Community environment includes group support and counselling, social mobilisation and mass media. Interventions in communities have been found to influence early initiation of breastfeeding, promotion of exclusive breastfeeding and continued breastfeeding (Sinha et al., 2015; Zamawe, Banda & Dube, 2015). Hall et al. (2011) found that community based interventions improved exclusive breastfeeding duration in low and middle income countries. Fairbank et al. (2000) also suggested that group health education would be effective in improving breastfeeding practices. In addition to interventions implemented only in community setting, interventions combining different settings within the community has been found to be effective and it was suggested that instead of educating only mothers, increasing awareness of whole communities would benefit most (Sinha et al., 2015).

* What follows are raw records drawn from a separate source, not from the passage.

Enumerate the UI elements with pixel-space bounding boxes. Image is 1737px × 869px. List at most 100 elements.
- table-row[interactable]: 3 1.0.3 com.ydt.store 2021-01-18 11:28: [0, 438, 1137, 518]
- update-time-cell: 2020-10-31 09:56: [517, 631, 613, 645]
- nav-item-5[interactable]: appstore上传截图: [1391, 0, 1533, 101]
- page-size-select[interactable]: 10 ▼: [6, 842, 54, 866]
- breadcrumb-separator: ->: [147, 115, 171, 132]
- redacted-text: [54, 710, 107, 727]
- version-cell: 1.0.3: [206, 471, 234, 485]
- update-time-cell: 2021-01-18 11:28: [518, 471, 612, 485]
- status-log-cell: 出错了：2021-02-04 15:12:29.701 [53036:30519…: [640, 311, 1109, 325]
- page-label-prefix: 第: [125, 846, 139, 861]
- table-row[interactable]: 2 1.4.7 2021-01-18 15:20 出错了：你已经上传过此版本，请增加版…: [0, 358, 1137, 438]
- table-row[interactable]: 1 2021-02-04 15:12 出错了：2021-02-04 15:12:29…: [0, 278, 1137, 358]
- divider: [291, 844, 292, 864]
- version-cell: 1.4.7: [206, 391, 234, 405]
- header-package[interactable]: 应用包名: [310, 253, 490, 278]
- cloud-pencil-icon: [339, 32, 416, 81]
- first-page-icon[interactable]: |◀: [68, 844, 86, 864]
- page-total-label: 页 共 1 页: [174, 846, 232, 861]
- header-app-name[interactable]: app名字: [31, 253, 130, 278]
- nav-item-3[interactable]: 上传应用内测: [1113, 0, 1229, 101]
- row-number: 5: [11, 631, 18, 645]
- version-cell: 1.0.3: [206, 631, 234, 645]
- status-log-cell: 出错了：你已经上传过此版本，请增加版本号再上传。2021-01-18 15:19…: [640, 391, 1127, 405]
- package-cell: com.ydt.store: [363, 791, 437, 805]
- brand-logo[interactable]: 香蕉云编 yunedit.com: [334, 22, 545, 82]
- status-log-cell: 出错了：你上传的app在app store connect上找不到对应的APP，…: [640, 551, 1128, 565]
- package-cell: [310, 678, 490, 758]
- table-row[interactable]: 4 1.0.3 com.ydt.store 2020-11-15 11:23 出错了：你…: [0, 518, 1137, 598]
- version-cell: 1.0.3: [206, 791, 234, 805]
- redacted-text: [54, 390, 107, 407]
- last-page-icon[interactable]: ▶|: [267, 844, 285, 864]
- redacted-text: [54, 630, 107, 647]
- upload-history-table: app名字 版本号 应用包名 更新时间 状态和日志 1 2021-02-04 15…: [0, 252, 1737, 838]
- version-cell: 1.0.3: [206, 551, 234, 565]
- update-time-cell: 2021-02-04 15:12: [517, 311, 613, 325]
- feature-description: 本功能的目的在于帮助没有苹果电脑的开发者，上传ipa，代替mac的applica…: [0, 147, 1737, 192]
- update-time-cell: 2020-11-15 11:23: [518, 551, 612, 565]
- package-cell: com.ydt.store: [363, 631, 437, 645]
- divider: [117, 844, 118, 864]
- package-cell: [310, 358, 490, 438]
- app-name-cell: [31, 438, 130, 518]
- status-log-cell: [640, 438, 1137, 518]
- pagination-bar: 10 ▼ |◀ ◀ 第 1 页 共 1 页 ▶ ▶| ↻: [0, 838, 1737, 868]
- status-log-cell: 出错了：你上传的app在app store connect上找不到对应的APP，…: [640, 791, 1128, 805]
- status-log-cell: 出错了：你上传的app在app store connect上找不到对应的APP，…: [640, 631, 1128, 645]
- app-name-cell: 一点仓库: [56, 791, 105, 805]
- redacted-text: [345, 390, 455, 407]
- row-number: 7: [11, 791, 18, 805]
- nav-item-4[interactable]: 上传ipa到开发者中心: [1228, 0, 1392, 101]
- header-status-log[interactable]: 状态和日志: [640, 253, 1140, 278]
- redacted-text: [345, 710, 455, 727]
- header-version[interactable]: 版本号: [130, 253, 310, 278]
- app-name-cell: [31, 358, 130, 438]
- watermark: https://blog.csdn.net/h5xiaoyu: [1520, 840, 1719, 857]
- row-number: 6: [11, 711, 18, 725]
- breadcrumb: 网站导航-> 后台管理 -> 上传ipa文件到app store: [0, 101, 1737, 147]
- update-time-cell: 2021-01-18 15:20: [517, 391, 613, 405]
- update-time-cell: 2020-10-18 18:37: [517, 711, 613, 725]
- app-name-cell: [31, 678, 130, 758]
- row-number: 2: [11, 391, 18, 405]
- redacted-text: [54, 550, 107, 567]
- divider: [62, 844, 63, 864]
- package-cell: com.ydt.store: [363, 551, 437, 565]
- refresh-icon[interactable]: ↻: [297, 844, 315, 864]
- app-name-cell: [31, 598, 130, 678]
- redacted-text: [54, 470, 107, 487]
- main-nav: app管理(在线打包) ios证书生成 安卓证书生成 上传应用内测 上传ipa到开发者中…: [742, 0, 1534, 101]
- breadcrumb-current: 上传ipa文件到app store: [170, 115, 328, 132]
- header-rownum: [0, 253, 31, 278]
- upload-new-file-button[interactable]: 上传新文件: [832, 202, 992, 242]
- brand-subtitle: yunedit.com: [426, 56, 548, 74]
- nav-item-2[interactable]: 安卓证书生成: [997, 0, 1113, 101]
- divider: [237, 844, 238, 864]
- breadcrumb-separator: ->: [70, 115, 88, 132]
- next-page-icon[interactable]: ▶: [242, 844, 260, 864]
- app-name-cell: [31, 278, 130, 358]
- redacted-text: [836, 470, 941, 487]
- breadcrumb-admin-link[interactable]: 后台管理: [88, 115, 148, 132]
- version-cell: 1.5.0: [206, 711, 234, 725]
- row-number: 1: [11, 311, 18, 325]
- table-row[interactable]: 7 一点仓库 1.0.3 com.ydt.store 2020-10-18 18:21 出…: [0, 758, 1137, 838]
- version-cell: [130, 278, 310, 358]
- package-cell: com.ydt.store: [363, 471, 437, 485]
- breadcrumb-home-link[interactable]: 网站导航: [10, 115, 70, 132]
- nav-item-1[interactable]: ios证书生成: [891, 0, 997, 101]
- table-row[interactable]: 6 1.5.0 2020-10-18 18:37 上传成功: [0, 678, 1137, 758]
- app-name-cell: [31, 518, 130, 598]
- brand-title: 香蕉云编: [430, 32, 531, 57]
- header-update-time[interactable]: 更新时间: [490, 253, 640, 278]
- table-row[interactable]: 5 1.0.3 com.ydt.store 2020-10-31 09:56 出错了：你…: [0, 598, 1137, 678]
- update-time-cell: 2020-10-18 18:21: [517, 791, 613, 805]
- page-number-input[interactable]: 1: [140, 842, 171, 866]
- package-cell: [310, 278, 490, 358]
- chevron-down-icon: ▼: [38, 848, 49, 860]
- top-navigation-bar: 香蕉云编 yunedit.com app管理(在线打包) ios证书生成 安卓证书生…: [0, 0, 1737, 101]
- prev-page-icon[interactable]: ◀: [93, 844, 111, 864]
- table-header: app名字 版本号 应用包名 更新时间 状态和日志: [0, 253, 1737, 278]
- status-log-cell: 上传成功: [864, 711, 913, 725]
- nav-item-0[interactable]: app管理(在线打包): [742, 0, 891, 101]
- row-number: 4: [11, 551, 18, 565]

Maternity leave, workplace support and the employment status of the mother which often influence infant feeding practices, are categorised here as work setting. Interventions in work setting may include facilitating longer maternity leaves, expressing breastmilk at work or having breastfeeding breaks during work day. Interventions in the work environment have been found to have no influence on initiation of breastfeeding, had small insignificant influence on probability of exclusive breastfeeding, but had significant positive effect on breastfeeding duration and prevalence of any breastfeeding (Sinha et al., 2015). In addition, policies and legislation, related to breast feeding, child nutrition and health policies also have an influence on IYCF practices (Moran, Morgan, Rothnie, MacLennan, Stewart, Thomson, Crossland, Tappin, Campbell & Hoddinott, 2015; Sinha et al., 2015).